The way you perceive these colors isn't the same way others do. If we asked a large sample of other people, what you would find is that they would say it changes to purple and blue at different points. This is a reality. This is also analogous to when you give religious people the chance to judge the transitional fossils leading from great apes to humans, and none of them can agree exactly what cranial features and what morphological features for the skeleton dictates where the apes stop and the humans being.
This is supposed to be science. You should have fairly well defined
This is just strawman Creationism science based assertion fallacies. It is well defined. Evolution is defined as "The change in allele frequencies in a species population over time" and species is defined broadly as genetically similar individuals of generally similar geographic location which can interbreed successfully and have viable offspring. Speciation is what happens when two populations that could once breed and produce viable offspring can no longer do so, because the changes in allele frequencies over time in those populations have led to a divergence. This is not some line where you cut a string with a pair of scissors and say "Here and no further". Lumping and splitting is a common and fierce debate among all biologists.
Also, hodj, drop the language analogy. It's so fucking stupid. Tarzan isn't real. A man can't just learn to be a chimp.
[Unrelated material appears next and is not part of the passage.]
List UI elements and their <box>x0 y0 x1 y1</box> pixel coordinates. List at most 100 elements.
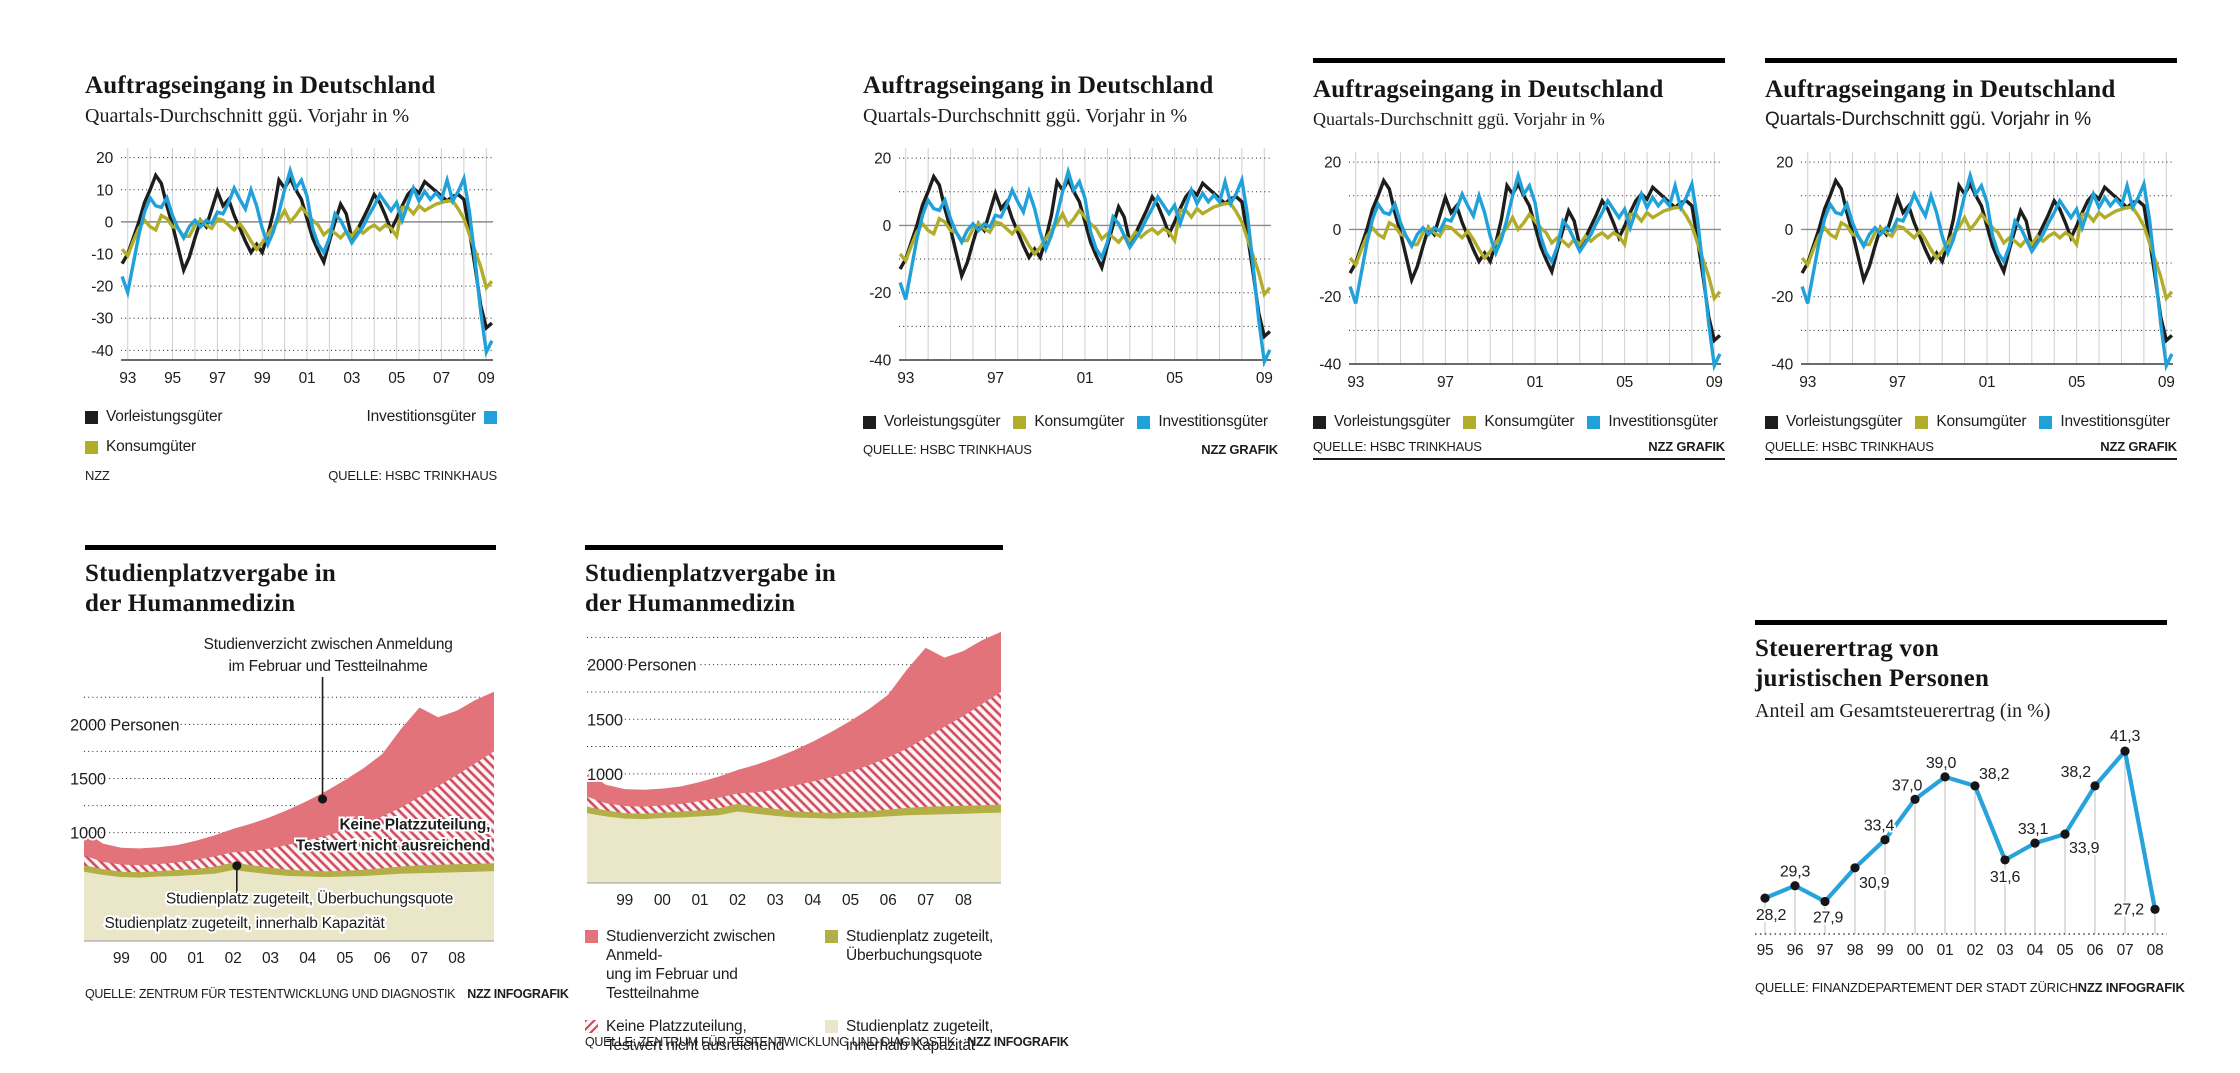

I don't even know where to begin with this bunch of stupidity. First of all, language is DIRECTLY ANALOGOUS TO GENETICS. Richard Dawkins even coined the term MEME because it is analogous to a GENE. Languages work on the population level. Each individual speaks the way they speak, which is based in part on how they were raised and culturated, and the whole body of a language is formed by the interactions of the members. As these individual members adopt new ideas, and invent new words to express these concepts, or modify existing words, you get new languages. Like Latin -> Spanish , Spanish + English = Spanglish, etc.
The analogy is nearly flawless and perfect, and wasn't invented by me, and your assessment of it is entirely irrelevant. And men and chimpanzees are 96-98% similar, genetically speaking. And you don't have to look very far into human social and cultural activities to find some very strong similarities between human and chimpanzee behavior. Its sorta why primatologists study them in their natural setting, you know. Because their behavior patterns are so similar to ours, particularly in our earliest stages of social and cultural development. You don't need to learn to act like a chimp. You are one.